Statement by John Schaefer, WNYC
For over twenty years, WNYC together with Arts Brookfield have presented New Sounds Live concert events in the Winter Garden at Brookfield Place. There have been many memorable performances; but perhaps the most successful ones were those that utilized and activated the space itself. The Winter Garden, after all, is not a concert hall. All that glass, steel and marble make for a very reflective and reverberant sound; the space is almost a quarter mile long from the stage area on the west wall to the top of the ceiling over the staircase (I know this because the MASS Ensemble built a long string instrument in the space for us about 15 years ago); and then of course there are the sixteen live palm trees growing out of the floor. It is a most improbable venue for live music.
But those same features make it a splendid place for sound installations, especially installations that aren’t static, and move through the space – or, as in John Luther Adams’ Veils and Vesper, allow you to move through the sound. Once the work is installed and begins to run, the atrium of the Winter Garden is transformed into something almost like a cathedral. The installation allows space for the listener to think, or perhaps to clear their head of thoughts. But it also allows space for potential live performances, which is what I suggested to John Luther Adams for this New Sounds Live event. And since John has never met a harebrained scheme he didn’t like, he duly created new music – being heard for the first time here – that is meant to exist within the world of Veils and Vesper, and rounded up some of his closest musical friends to play it.
We are all excited about presenting this new version of Veils and Vesper at Brookfield Place– especially since it required us to organize everything twice: once for last year’s planned premiere (cancelled, of course, for the obvious reason), and then again, one year later.
About John Schaefer
John Schaefer is the host and producer of WNYC’s long-running new music show New Sounds (“The #1 radio show for the Global Village” – Billboard), founded in 1982, and its innovative Soundcheck podcast, which has featured live performances and interviews with a variety of guests since 2002. He created the New Sounds Live concert series in1986, which features new works, commissioned pieces, and a special series devoted to live music for silent films. Done largely at Brookfield Place and Merkin Concert Hall in NY, the series continues to this day.

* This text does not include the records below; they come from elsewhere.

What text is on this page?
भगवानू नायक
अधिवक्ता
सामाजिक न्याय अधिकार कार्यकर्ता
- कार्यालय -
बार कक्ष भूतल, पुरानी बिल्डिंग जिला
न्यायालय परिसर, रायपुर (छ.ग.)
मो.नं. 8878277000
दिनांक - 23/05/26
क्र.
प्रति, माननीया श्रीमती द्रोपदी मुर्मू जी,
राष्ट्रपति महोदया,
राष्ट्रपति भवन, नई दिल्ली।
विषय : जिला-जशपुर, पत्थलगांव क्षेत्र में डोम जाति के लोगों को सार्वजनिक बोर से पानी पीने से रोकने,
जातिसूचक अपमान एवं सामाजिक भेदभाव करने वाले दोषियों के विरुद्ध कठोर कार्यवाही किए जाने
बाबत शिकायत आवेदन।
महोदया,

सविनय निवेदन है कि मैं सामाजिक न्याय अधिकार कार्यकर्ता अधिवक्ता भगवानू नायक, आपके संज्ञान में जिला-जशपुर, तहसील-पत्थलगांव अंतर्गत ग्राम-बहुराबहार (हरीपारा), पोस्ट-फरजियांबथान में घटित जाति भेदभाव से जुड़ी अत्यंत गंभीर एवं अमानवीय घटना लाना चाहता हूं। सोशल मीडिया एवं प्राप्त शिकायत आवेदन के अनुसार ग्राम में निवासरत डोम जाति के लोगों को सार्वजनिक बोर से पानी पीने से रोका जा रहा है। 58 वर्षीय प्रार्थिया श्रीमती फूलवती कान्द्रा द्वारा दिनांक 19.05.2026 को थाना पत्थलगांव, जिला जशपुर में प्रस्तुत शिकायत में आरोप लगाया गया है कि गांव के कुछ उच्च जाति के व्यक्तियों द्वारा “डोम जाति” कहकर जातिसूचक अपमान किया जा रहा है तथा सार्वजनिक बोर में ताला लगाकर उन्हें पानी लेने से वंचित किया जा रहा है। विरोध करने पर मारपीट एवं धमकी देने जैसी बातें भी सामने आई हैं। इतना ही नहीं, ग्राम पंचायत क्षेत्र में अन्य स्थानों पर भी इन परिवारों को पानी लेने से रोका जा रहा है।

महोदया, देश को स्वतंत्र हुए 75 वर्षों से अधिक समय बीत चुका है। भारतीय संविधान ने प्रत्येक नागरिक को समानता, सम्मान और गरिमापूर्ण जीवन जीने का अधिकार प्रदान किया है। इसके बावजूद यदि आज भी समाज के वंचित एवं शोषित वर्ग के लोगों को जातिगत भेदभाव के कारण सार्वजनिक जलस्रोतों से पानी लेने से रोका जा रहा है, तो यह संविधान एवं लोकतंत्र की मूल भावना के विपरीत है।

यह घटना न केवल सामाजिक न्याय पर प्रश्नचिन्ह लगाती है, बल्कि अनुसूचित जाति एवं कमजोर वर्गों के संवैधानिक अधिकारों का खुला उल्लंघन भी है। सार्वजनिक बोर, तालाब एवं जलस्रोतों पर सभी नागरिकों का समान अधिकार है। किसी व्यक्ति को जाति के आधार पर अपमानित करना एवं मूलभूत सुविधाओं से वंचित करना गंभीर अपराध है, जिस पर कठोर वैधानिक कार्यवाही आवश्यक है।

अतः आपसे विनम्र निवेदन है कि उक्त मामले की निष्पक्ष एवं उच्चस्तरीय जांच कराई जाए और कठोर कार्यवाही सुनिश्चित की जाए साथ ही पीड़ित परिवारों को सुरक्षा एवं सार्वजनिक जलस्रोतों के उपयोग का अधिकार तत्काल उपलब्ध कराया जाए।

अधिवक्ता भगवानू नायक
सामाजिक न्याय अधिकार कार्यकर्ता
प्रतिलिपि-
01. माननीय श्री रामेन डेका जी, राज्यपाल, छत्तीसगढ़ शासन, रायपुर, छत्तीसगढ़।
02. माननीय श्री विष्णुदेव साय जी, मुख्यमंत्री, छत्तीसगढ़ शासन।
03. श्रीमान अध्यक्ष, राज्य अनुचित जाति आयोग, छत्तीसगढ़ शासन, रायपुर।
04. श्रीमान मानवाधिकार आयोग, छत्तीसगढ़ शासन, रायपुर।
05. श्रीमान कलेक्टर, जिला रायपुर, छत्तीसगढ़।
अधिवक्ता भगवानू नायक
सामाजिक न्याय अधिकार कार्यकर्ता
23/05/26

Schaefer has written extensively about music, including the book New Sounds: A Listener’s Guide to New Music (Harper & Row, NY, 1987; Virgin Books, London, 1990); the Cambridge Companion to Singing: World Music (Cambridge University Press, U.K., 2000); and the TV program Bravo Profile: Bobby McFerrin (Bravo Television, 2003). He has also written about horse racing (Bloodlines: A Horse Racing Anthology, Vintage, NY 2006), hosted panels for the World Science Festival, and has been a regular panelist on the BBC’s soccer-based program Sports World.